Когда объявили день похода, я остановился у доски объявлений и внимательно изучил план лагерных мероприятий, напечатанный на трех полинявших за лето страничках. Нужный мне абзац гласил: «В первом отделении юноши, окружив костер, передают из рук в руки венок, соревнуясь при этом в ловкости и смекалке; во втором отделении – победитель выбирает хозяйку бала; начинается маскарад». Я совсем не хлюпик, но до сих пор единственным видом спорта, где мне по-настоящему удалось блеснуть, были шашки. От доски объявлений я ушел в глубокой задумчивости. Одно было ясно: соревноваться в ловкости и смекалке никто не будет; выбор сделаю я и выберу, кого захочу. То есть понятно кого.

Через несколько дней план был готов. Вечер у Девичьей башни представлялся мне так.

Ночь. Костер догорает. Круг света на траве постепенно бледнеет, и поляна погружается в темноту. Лиц не разобрать, видны только руки и венок, бесшумно скользящий по кромке света, – один виток, второй, третий… И вдруг происходит невероятное: венок срывается вниз и исчезает в густых клубах дыма. Его уже не достать. Люди растерянно сбиваются вокруг костра. Для них праздник закончился. А для меня он только начинается. Я проталкиваюсь вперед, ступаю на раскаленные угли и выхватываю венок из огня. Под каблуком с треском лопается головешка. Искры, взлетая в небо, освещают мое лицо – оно спокойно и безмятежно. Я знаю, все взгляды обращены ко мне. Но массовка мне больше не интересна. Мимо… Мимо… Я иду к ней. Меня переполняет страх и согревает надежда. «Возьми. Это тебе», – говорю я и протягиваю ей венок.

 

Я много об этом думал. По расчетам выходило, что мне понадобится секунд двадцать, от силы тридцать, в худшем случае – если какой-нибудь безумец попытается меня удержать – минута. Резина должна выдержать. Беда заключалась в другом: рука, «случайно» роняющая венок в огонь, была Пашиной, и, где найти другую, я пока не знал.

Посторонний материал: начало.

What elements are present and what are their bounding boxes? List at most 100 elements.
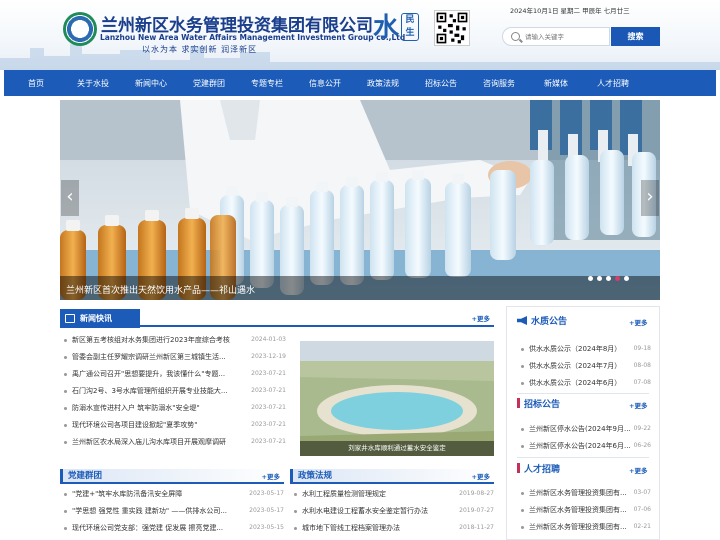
company-name-en: Lanzhou New Area Water Affairs Managemen… bbox=[100, 33, 406, 42]
slider-dot-3[interactable] bbox=[606, 276, 611, 281]
water-quality-more-link[interactable]: +更多 bbox=[629, 317, 647, 327]
slider-next-icon[interactable]: › bbox=[641, 180, 659, 216]
policy-item-title[interactable]: 水利工程质量检测管理规定 bbox=[302, 486, 452, 502]
party-item-title[interactable]: "学思想 强党性 重实践 建新功" ——供排水公司... bbox=[72, 503, 240, 519]
list-item[interactable]: 兰州新区水务管理投资集团有... 07-06 bbox=[517, 502, 651, 518]
bullet-icon bbox=[64, 510, 67, 513]
list-item[interactable]: "学思想 强党性 重实践 建新功" ——供排水公司... 2023-05-17 bbox=[60, 503, 284, 519]
recruit-item-title[interactable]: 兰州新区水务管理投资集团有... bbox=[529, 502, 633, 518]
party-item-date: 2023-05-17 bbox=[249, 507, 284, 514]
news-item-title[interactable]: 防溺水宣传进村入户 筑牢防溺水"安全堤" bbox=[72, 400, 242, 416]
hero-slider[interactable]: 兰州新区首次推出天然饮用水产品——祁山遇水 bbox=[60, 100, 660, 300]
recruit-more-link[interactable]: +更多 bbox=[629, 465, 647, 475]
recruit-item-title[interactable]: 兰州新区水务管理投资集团有... bbox=[529, 485, 633, 501]
bullet-icon bbox=[64, 441, 67, 444]
water-livelihood-seal-icon: 水 民生 bbox=[373, 7, 423, 45]
water-quality-title: 水质公告 bbox=[517, 314, 567, 327]
news-item-title[interactable]: 石门沟2号、3号水库管理所组织开展专业技能大... bbox=[72, 383, 242, 399]
news-item-title[interactable]: 新区第五考核组对水务集团进行2023年度综合考核 bbox=[72, 332, 242, 348]
news-item-title[interactable]: 现代环境公司各项目建设掀起"夏季攻势" bbox=[72, 417, 242, 433]
search-input[interactable] bbox=[525, 30, 607, 43]
list-item[interactable]: 供水水质公示（2024年8月） 09-18 bbox=[517, 341, 651, 357]
policy-item-date: 2019-07-27 bbox=[459, 507, 494, 514]
news-photo[interactable]: 刘家井水库顺利通过蓄水安全鉴定 bbox=[300, 341, 494, 456]
news-item-title[interactable]: 兰州新区农水局深入庙儿沟水库项目开展观摩调研 bbox=[72, 434, 242, 450]
policy-list: 水利工程质量检测管理规定 2019-08-27 水利水电建设工程蓄水安全鉴定暂行办… bbox=[290, 486, 494, 537]
list-item[interactable]: 城市地下管线工程档案管理办法 2018-11-27 bbox=[290, 520, 494, 536]
bidding-more-link[interactable]: +更多 bbox=[629, 400, 647, 410]
bullet-icon bbox=[521, 492, 524, 495]
list-item[interactable]: 管委会副主任罗耀宗调研兰州新区第三城镇生活... 2023-12-19 bbox=[60, 349, 286, 365]
policy-item-date: 2019-08-27 bbox=[459, 490, 494, 497]
list-item[interactable]: 现代环境公司党支部：强党建 促发展 擦亮党建... 2023-05-15 bbox=[60, 520, 284, 536]
list-item[interactable]: 兰州新区农水局深入庙儿沟水库项目开展观摩调研 2023-07-21 bbox=[60, 434, 286, 450]
water-quality-item-title[interactable]: 供水水质公示（2024年7月） bbox=[529, 358, 629, 374]
nav-party[interactable]: 党建群团 bbox=[180, 78, 238, 89]
list-item[interactable]: 供水水质公示（2024年6月） 07-08 bbox=[517, 375, 651, 391]
policy-item-title[interactable]: 水利水电建设工程蓄水安全鉴定暂行办法 bbox=[302, 503, 452, 519]
news-item-date: 2023-07-21 bbox=[251, 387, 286, 394]
recruit-item-date: 07-06 bbox=[633, 506, 651, 513]
bullet-icon bbox=[64, 493, 67, 496]
list-item[interactable]: 禹广通公司召开"思想要提升，我该懂什么"专题... 2023-07-21 bbox=[60, 366, 286, 382]
bidding-item-title[interactable]: 兰州新区停水公告(2024年9月... bbox=[529, 421, 633, 437]
bidding-item-title[interactable]: 兰州新区停水公告(2024年6月... bbox=[529, 438, 633, 454]
list-item[interactable]: 新区第五考核组对水务集团进行2023年度综合考核 2024-01-03 bbox=[60, 332, 286, 348]
nav-recruitment[interactable]: 人才招聘 bbox=[584, 78, 642, 89]
recruit-item-title[interactable]: 兰州新区水务管理投资集团有... bbox=[529, 519, 633, 535]
news-item-date: 2023-07-21 bbox=[251, 370, 286, 377]
policy-more-link[interactable]: +更多 bbox=[472, 471, 490, 481]
bullet-icon bbox=[521, 365, 524, 368]
slider-dot-4[interactable] bbox=[615, 276, 620, 281]
list-item[interactable]: 水利水电建设工程蓄水安全鉴定暂行办法 2019-07-27 bbox=[290, 503, 494, 519]
list-item[interactable]: 供水水质公示（2024年7月） 08-08 bbox=[517, 358, 651, 374]
slider-prev-icon[interactable]: ‹ bbox=[61, 180, 79, 216]
list-item[interactable]: 兰州新区停水公告(2024年9月... 09-22 bbox=[517, 421, 651, 437]
bullet-icon bbox=[294, 493, 297, 496]
nav-consulting[interactable]: 咨询服务 bbox=[470, 78, 528, 89]
list-item[interactable]: 兰州新区水务管理投资集团有... 02-21 bbox=[517, 519, 651, 535]
list-item[interactable]: "党建+"筑牢水库防汛备汛安全屏障 2023-05-17 bbox=[60, 486, 284, 502]
news-item-date: 2023-07-21 bbox=[251, 404, 286, 411]
nav-special-topics[interactable]: 专题专栏 bbox=[238, 78, 296, 89]
nav-info-disclosure[interactable]: 信息公开 bbox=[296, 78, 354, 89]
list-item[interactable]: 现代环境公司各项目建设掀起"夏季攻势" 2023-07-21 bbox=[60, 417, 286, 433]
list-item[interactable]: 防溺水宣传进村入户 筑牢防溺水"安全堤" 2023-07-21 bbox=[60, 400, 286, 416]
nav-new-media[interactable]: 新媒体 bbox=[528, 78, 584, 89]
reservoir-aerial-image bbox=[300, 341, 494, 456]
nav-home[interactable]: 首页 bbox=[8, 78, 64, 89]
news-more-link[interactable]: +更多 bbox=[472, 313, 490, 323]
water-quality-item-date: 09-18 bbox=[633, 345, 651, 352]
recruit-title: 人才招聘 bbox=[517, 462, 560, 475]
news-photo-caption[interactable]: 刘家井水库顺利通过蓄水安全鉴定 bbox=[300, 441, 494, 456]
search-button[interactable]: 搜索 bbox=[611, 27, 660, 46]
list-item[interactable]: 兰州新区停水公告(2024年6月... 06-26 bbox=[517, 438, 651, 454]
qr-code-icon[interactable] bbox=[434, 10, 470, 46]
slider-dot-5[interactable] bbox=[624, 276, 629, 281]
bidding-title-text: 招标公告 bbox=[524, 400, 561, 410]
news-section-header: 新闻快讯 +更多 bbox=[60, 309, 494, 328]
nav-policy[interactable]: 政策法规 bbox=[354, 78, 412, 89]
news-item-title[interactable]: 管委会副主任罗耀宗调研兰州新区第三城镇生活... bbox=[72, 349, 242, 365]
slider-caption[interactable]: 兰州新区首次推出天然饮用水产品——祁山遇水 bbox=[66, 283, 255, 296]
party-item-title[interactable]: 现代环境公司党支部：强党建 促发展 擦亮党建... bbox=[72, 520, 240, 536]
slider-dot-1[interactable] bbox=[588, 276, 593, 281]
recruit-item-date: 02-21 bbox=[633, 523, 651, 530]
news-item-title[interactable]: 禹广通公司召开"思想要提升，我该懂什么"专题... bbox=[72, 366, 242, 382]
slider-dot-2[interactable] bbox=[597, 276, 602, 281]
nav-about[interactable]: 关于水投 bbox=[64, 78, 122, 89]
list-item[interactable]: 水利工程质量检测管理规定 2019-08-27 bbox=[290, 486, 494, 502]
water-quality-item-title[interactable]: 供水水质公示（2024年6月） bbox=[529, 375, 629, 391]
policy-item-title[interactable]: 城市地下管线工程档案管理办法 bbox=[302, 520, 452, 536]
party-item-title[interactable]: "党建+"筑牢水库防汛备汛安全屏障 bbox=[72, 486, 240, 502]
bullet-icon bbox=[64, 407, 67, 410]
list-item[interactable]: 兰州新区水务管理投资集团有... 03-07 bbox=[517, 485, 651, 501]
bullet-icon bbox=[64, 424, 67, 427]
water-quality-item-title[interactable]: 供水水质公示（2024年8月） bbox=[529, 341, 629, 357]
nav-bidding[interactable]: 招标公告 bbox=[412, 78, 470, 89]
party-more-link[interactable]: +更多 bbox=[262, 471, 280, 481]
nav-news-center[interactable]: 新闻中心 bbox=[122, 78, 180, 89]
list-item[interactable]: 石门沟2号、3号水库管理所组织开展专业技能大... 2023-07-21 bbox=[60, 383, 286, 399]
company-logo-icon[interactable] bbox=[63, 12, 97, 46]
news-item-date: 2023-07-21 bbox=[251, 438, 286, 445]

Из задумчивости меня вывел звук ломающихся веток. Кто-то за моей спиной ломился сквозь кусты. Я собрался было оглянуться, когда совсем другая, злая и вместе с тем приятная мысль заставила меня передумать. Я не только не обернулся, я даже чуточку ускорил шаг. Неизвестный начал отставать, а через минуту я услышал позади прерывающийся знакомый голос.

– Эй, – кричал Паша, – погоди!

Я сделал вид, что не слышу.

– Эй! – неслось мне вдогонку. Я вспомнил, что плана Б у меня нет, и, прислушавшись к голосу разума, сбавил шаг. Паша догнал меня у душевых кабинок. Он взмок и едва дышал.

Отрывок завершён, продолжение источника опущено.